Contrary to popular notions among the laity, the saints were not exactly as portrayed in their biographies. Their life had other very intricate details, often ignored by these writers. I don’t know whether these biographers were honest or deliberate in their intentions to misquote, but their mistakes are quite glaring. Though well-researched by the biographers, the jigsaw puzzle about these mystics’ life does not fit into exactly.

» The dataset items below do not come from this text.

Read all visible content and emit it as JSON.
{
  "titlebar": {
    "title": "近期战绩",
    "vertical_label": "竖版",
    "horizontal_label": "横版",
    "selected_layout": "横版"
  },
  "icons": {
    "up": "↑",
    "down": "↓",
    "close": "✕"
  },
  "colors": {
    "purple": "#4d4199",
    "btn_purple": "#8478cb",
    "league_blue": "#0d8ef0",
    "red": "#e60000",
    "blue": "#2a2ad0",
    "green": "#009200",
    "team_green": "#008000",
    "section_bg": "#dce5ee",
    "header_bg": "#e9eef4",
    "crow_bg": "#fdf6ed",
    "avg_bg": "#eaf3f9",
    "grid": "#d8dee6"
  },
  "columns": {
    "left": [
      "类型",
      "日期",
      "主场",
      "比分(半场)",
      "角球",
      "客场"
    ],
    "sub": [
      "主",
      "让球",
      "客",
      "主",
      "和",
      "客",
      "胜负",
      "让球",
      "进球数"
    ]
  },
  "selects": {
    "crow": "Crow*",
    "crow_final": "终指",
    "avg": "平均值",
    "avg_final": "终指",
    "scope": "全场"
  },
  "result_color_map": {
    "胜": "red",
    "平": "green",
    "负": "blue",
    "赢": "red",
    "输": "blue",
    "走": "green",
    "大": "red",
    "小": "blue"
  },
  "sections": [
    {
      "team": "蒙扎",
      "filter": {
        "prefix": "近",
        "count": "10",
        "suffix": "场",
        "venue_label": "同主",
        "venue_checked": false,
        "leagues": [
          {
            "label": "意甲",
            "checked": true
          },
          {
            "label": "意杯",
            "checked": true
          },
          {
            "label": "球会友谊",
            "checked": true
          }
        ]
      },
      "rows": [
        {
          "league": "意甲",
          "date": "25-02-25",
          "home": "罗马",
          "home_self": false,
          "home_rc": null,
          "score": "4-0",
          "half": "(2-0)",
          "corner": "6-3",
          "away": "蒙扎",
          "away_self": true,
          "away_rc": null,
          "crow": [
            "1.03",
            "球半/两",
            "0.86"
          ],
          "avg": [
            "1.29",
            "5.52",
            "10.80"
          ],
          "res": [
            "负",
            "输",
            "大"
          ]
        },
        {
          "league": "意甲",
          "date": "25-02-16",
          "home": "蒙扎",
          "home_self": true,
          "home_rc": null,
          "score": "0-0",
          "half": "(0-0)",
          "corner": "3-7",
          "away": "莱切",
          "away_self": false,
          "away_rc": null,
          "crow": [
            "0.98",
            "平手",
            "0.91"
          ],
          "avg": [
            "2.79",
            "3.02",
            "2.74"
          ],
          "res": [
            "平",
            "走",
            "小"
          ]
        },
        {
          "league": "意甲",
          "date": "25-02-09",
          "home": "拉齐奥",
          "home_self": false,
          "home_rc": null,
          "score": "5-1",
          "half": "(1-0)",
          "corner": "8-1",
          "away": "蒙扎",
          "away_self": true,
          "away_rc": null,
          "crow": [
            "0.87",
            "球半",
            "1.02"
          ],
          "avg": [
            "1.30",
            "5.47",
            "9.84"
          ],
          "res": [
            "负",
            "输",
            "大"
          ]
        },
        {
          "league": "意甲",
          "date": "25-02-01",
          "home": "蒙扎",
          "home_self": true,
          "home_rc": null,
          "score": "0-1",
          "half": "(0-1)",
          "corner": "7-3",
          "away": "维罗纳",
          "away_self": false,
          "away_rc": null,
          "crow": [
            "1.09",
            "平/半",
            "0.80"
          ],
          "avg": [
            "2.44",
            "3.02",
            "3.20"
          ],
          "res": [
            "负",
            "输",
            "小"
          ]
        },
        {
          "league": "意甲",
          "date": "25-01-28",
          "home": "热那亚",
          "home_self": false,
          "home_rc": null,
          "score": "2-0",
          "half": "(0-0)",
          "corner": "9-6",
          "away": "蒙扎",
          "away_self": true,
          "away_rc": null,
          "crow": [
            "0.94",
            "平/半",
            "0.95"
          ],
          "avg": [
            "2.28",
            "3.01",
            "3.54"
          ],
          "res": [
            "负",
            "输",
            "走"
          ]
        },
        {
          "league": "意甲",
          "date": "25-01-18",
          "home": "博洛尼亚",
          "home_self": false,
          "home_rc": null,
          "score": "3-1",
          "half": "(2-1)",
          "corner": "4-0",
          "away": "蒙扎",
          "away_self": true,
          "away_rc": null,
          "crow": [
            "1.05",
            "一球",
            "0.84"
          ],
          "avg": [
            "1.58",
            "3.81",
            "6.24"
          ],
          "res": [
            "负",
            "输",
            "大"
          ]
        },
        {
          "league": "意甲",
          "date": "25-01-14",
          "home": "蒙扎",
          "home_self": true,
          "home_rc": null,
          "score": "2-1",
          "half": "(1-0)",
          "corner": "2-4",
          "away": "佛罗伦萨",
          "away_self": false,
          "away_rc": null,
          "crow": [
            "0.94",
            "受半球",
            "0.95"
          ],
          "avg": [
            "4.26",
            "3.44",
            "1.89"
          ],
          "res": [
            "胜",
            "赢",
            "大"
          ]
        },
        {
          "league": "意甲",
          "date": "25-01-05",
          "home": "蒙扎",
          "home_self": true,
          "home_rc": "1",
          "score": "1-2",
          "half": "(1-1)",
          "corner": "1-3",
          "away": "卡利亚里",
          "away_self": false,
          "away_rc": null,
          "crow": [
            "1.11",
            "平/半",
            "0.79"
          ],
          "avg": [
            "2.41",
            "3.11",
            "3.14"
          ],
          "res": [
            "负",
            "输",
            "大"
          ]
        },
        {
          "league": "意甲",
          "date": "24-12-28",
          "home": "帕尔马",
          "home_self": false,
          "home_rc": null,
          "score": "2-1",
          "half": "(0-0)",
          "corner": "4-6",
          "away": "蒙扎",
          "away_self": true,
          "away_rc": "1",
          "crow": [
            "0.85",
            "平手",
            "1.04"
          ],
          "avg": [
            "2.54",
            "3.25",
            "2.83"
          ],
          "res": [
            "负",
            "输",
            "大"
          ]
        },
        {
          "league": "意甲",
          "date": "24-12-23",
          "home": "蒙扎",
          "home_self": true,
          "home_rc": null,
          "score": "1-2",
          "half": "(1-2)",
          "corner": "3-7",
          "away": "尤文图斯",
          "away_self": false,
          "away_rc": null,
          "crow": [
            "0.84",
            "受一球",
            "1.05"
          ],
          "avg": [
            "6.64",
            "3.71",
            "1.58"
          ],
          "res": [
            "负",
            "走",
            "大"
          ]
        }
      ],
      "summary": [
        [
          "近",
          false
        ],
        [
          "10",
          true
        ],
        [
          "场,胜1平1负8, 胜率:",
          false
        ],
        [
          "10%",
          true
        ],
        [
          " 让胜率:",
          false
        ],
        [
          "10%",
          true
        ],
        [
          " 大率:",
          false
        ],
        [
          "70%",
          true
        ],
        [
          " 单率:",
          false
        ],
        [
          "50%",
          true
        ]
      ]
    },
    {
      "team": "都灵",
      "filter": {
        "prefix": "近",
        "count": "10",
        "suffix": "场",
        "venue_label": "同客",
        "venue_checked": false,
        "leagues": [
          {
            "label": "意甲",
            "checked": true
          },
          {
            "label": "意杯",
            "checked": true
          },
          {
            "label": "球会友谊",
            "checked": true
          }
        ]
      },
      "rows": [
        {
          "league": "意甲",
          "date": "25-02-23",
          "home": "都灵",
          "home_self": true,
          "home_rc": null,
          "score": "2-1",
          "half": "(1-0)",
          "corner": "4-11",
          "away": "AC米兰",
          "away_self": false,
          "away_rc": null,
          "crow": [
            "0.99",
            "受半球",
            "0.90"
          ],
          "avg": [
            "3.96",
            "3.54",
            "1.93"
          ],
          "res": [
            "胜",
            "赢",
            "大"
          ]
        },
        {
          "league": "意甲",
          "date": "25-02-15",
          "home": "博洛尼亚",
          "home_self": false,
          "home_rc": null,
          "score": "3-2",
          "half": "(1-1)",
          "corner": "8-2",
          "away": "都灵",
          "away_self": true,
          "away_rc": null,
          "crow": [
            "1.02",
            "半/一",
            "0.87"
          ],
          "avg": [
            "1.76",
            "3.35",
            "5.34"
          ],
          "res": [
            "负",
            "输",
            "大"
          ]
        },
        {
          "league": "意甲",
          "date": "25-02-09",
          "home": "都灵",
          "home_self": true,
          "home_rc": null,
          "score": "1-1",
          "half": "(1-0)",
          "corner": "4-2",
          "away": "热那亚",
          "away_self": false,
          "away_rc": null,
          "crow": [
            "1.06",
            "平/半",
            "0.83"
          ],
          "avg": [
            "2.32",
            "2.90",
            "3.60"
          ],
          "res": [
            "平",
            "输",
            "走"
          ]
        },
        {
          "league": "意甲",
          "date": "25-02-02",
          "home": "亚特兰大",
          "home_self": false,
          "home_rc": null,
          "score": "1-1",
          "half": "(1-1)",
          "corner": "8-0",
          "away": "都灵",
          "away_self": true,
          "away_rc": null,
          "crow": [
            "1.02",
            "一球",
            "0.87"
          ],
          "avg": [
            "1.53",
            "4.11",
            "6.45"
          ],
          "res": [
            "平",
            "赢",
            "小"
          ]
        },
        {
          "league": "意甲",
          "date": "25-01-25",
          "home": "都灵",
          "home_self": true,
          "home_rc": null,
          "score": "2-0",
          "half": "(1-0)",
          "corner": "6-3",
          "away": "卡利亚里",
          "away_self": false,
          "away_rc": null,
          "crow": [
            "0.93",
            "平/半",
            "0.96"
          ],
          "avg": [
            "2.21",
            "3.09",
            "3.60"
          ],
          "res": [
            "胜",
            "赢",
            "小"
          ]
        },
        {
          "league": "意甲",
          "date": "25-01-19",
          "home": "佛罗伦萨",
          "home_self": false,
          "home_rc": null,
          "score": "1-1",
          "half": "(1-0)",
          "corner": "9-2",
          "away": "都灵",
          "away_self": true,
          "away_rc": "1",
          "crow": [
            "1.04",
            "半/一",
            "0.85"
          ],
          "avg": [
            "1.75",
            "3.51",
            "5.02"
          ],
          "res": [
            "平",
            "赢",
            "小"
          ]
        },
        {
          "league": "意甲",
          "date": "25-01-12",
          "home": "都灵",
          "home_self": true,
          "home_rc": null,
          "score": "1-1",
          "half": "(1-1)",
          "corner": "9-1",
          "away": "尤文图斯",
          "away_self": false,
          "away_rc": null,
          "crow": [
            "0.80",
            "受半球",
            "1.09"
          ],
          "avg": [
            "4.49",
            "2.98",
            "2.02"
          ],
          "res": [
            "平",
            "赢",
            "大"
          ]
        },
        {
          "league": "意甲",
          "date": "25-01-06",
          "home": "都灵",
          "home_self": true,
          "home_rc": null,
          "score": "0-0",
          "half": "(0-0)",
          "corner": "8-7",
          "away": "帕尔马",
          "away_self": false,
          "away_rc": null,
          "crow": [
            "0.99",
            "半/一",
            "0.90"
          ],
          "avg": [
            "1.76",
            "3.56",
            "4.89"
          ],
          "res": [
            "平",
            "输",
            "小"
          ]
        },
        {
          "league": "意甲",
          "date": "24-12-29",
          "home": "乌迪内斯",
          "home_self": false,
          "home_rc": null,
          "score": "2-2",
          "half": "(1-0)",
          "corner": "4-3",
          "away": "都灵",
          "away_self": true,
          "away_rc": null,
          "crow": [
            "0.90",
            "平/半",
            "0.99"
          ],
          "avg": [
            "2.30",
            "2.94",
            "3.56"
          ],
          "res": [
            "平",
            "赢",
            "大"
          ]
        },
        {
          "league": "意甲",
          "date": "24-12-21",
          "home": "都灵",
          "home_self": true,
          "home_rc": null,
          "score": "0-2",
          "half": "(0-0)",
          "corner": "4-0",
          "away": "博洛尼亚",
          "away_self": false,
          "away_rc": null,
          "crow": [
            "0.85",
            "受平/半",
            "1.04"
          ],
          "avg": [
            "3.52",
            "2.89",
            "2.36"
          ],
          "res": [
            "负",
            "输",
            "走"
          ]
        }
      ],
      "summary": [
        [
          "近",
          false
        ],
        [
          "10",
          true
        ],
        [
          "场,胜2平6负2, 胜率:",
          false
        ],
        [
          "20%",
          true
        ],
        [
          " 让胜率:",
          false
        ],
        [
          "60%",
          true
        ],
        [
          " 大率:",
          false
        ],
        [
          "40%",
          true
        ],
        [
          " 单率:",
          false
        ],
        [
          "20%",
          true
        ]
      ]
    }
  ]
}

This is because they did not relate their lives closely to present day prospective saints. It is very much essential in writing.
Let’s look into their lives minutely- often, the minutiae is ignored. Here are some popular contradictions too.
- St. Francis Xavier started his foray into the ethereal bliss of spirituality in a cave at the age of 29. I can surmise that he too was afflicted by the same illness till this changing point in life, where he started his university education. St. Ignatius Loyola too attended university at the same time.
- Many of the saints were babied throughout much of their lifetime, because of their innocence to certain evils in everyday life. They were in the dark regarding these secret businesses of common people. This contradicts biographers that St. Therese was babied by her sisters since the death of her parent.
- The intellectual saints like St. Edith Stein knew that their life events were very much similar to others. No contemporaries could outwit her throughout the lifetime she was blessed with.
The many life events throughout these mystics’ existence on this earth were actually handpicked by God. They pleased him throughout and hence short lives were assigned to a majority of them. Later they entered glory to be with him forever. The reason behind their similar lives is Jesus revealing to St. Teresa Avila that ‘He treats all his friends the same way’. She is stated to have replied, ‘That’s why, you have so very few of them’. This was said to mean with a bit of humor, though.